Durable (survive a crash, can be backed up):

  • All YAML in .sdd/backlog/{open,claimed,closed,issues}/
  • .sdd/runtime/wal/*.wal.jsonl and idempotency.jsonl
  • .sdd/metrics/*.jsonl (cost ledger, cascade chain reports, file health, custom metrics)
  • .sdd/cas/** (artifact blobs and .meta.json sidecars)
  • .sdd/audit/** (HMAC-chained audit logs and Merkle seals)
  • .sdd/config/** (MCP server catalog, model policy, etc.)
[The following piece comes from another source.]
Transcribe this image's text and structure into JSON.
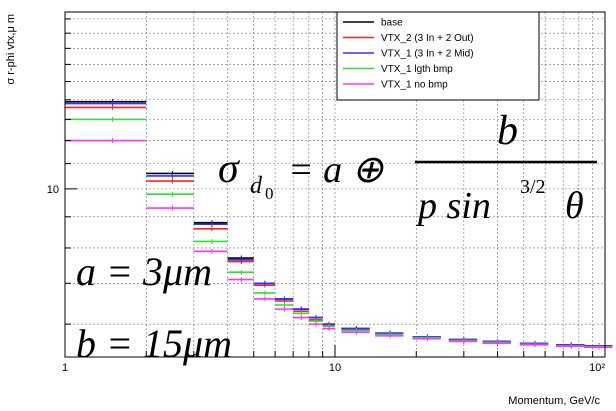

Ephemeral (regenerated by the next run):

  • .sdd/runtime/ PID files, sockets, agent signal queues
  • .sdd/runtime/logs/ per-session log fragments
  • .sdd/worktrees/ per-agent git worktrees
  • .sdd/runtime/wal/uncommitted.idx.json (sidecar — rebuildable)

Never commit .sdd/runtime/ or .sdd/worktrees/. The shipped .gitignore excludes both.


Code pointers

Concern File Symbol
WAL writer (append, fsync, hash chain) src/bernstein/core/persistence/wal.py WALWriter:226-438
WAL reader + chain verification src/bernstein/core/persistence/wal.py WALReader:446-549
WAL recovery scan (all runs) src/bernstein/core/persistence/wal.py WALRecovery:660-755
Sidecar uncommitted index src/bernstein/core/persistence/wal.py UncommittedIndex:75-218
Replay engine src/bernstein/core/persistence/wal_replay.py WALReplayEngine:209-315
Idempotency store src/bernstein/core/persistence/wal_replay.py IdempotencyStore:79-150
Stale-claim recovery src/bernstein/core/tasks/task_store_core.py recover_stale_claimed_tasks:455-463
CAS store src/bernstein/core/persistence/cas_store.py CASStore:87-
Merkle seal builder src/bernstein/core/persistence/merkle.py file_leaf_hash:66, tree builder
Backlog ingest (open → claimed) src/bernstein/core/orchestration/orchestrator_backlog.py ingest_backlog:123, _claim_backlog_file:190
Backlog sync (yaml ↔ task server) src/bernstein/core/persistence/sync.py BacklogTask:31-
Disaster-recovery backup paths src/bernstein/core/persistence/disaster_recovery.py _BACKUP_DIRS:46-49

Run-time helpers:

# verify WAL integrity
bernstein doctor

# back up the durable parts (used by `bernstein dr`)
bernstein dr export .sdd

# inspect the replay log
jq -r 'select(.decision_type=="wal_replay_completed") | .inputs' \
  .sdd/runtime/wal/<run-id>.wal.jsonl
  • architecture/LIFECYCLE.md — task and agent state machines that drive the WAL entries.
  • architecture/storage.md — how .sdd/ writes can be redirected to S3/GCS/R2 instead of the local filesystem.
  • operations/disaster-recovery.md — the bernstein dr CLI.